Schritt 4: Portionieren und Backen
- Verteile den Teig gleichmäßig auf die 12 Muffinmulden. Am besten gelingt das mit zwei Esslöffeln oder einem Eisportionierer. Die Förmchen sollten zu etwa drei Vierteln gefüllt sein, da der Teig im Ofen noch kräftig aufgeht.
- Schiebe das Muffinblech auf die mittlere Schiene des vorgeheizten Backofens.
- Backe die Quark-Muffins für ca. 20 bis 25 Minuten. Wenn sie eine wunderschöne, hell-goldbraune Farbe angenommen haben, sind sie fertig.
- Mach zur Sicherheit die Stäbchenprobe: Steche mit einem Holzspieß in die Mitte eines Muffins. Kommt er sauber heraus, darf der Kuchen aus dem Ofen.
Schritt 5: Abkühlen und Servieren
- Nimm das Blech aus dem Ofen und lass die Muffins etwa 5 Minuten darin ruhen.
- Hole die Muffins vorsichtig aus den Mulden und lass sie auf einem Kuchengitter vollständig abkühlen.
- Bestäube die abgekühlten Quark-Muffins vor dem Servieren großzügig mit etwas Puderzucker.
Kreative Variationsideen für deine Quark-Muffins
Dieses Grundrezept ist die perfekte Leinwand für deine kulinarische Kreativität. Hier sind drei geniale Ideen, wie du die Muffins aufpeppen kannst:
- Fruchtige Beeren-Muffins: Hebe vor dem Backen einfach eine Handvoll frische oder gefrorene Himbeeren, Blaubeeren oder Johannisbeeren vorsichtig unter den Teig. Die säuerlichen Früchte harmonieren fantastisch mit dem milden Quark.

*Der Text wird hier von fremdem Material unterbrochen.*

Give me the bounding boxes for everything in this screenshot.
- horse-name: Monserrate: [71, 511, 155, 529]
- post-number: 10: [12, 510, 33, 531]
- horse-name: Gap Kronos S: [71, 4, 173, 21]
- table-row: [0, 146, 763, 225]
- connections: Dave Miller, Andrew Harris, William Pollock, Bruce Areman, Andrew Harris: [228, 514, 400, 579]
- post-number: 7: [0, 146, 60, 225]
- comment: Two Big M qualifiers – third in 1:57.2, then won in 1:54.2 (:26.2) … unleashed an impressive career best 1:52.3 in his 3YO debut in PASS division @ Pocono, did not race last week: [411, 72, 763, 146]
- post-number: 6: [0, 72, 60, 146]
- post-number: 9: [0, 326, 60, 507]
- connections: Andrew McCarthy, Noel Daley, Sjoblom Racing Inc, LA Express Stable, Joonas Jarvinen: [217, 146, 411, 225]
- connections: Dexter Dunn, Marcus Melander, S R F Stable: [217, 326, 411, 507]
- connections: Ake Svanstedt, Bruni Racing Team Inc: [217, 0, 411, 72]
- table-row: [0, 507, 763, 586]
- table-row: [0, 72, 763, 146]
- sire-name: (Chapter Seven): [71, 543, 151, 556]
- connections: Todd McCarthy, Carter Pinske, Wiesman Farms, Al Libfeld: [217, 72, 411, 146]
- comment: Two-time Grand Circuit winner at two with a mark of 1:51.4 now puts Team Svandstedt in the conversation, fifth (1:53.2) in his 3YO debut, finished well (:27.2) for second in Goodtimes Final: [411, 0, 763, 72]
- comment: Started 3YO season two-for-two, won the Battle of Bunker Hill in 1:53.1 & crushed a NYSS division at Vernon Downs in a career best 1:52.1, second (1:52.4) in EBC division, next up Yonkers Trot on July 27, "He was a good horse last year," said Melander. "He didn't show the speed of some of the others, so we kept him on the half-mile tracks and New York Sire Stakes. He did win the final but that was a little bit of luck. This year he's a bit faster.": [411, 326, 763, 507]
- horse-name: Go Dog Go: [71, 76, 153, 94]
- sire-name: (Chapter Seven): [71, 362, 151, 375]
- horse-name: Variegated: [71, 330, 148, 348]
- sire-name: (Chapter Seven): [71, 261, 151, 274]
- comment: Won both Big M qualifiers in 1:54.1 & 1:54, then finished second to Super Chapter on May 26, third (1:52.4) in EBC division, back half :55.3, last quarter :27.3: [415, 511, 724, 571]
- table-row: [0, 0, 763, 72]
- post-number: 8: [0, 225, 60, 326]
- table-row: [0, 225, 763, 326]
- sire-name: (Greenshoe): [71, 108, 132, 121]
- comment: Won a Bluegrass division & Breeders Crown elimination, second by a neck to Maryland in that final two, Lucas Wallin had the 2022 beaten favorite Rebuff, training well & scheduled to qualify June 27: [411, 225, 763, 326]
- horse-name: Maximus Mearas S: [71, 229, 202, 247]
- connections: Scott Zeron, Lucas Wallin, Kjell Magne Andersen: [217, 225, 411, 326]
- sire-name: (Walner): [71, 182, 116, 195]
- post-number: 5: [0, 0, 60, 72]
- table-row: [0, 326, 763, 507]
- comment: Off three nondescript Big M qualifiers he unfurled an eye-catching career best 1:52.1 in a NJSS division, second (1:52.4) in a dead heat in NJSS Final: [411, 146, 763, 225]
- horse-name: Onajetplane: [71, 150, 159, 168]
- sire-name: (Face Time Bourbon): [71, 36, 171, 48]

- Schoko-Muffin-Traum: Mische 100 g backfeste Schokodrops (Zartbitter oder Vollmilch) unter den Teig. Für echte Schokofreaks kannst du zusätzlich 2 EL Mehl durch Backkakao ersetzen.
- Zitronen-Frische-Kick: Reibe die Schale einer Bio-Zitrone ab und gib sie zusammen mit 2 EL Zitronensaft in den Teig. Das verleiht den Muffins eine unheimlich sommerliche Frische.
Profi-Tipps für den perfekten Backerfolg
- Quark gut abtropfen lassen: Wenn dein Quark sehr wässrig ist, lege ihn vorab kurz in ein mit Küchenpapier ausgelegtes Sieb. Zu viel überschüssige Flüssigkeit kann den Teig zu schwer machen.
- Die richtige Lagerung: Bewahre die abgekühlten Quark-Muffins in einer luftdichten Frischhaltedose auf. Im Kühlschrank gelagert bleiben sie locker 3 bis 4 Tage super saftig und frisch.
Schnell gemacht, unendlich wandelbar und unvergleichlich saftig – diese Quark-Muffins werden garantiert im Sturm dein Herz und deine Kaffeetafel erobern.
Viel Spaß beim Nachbacken und Genießen!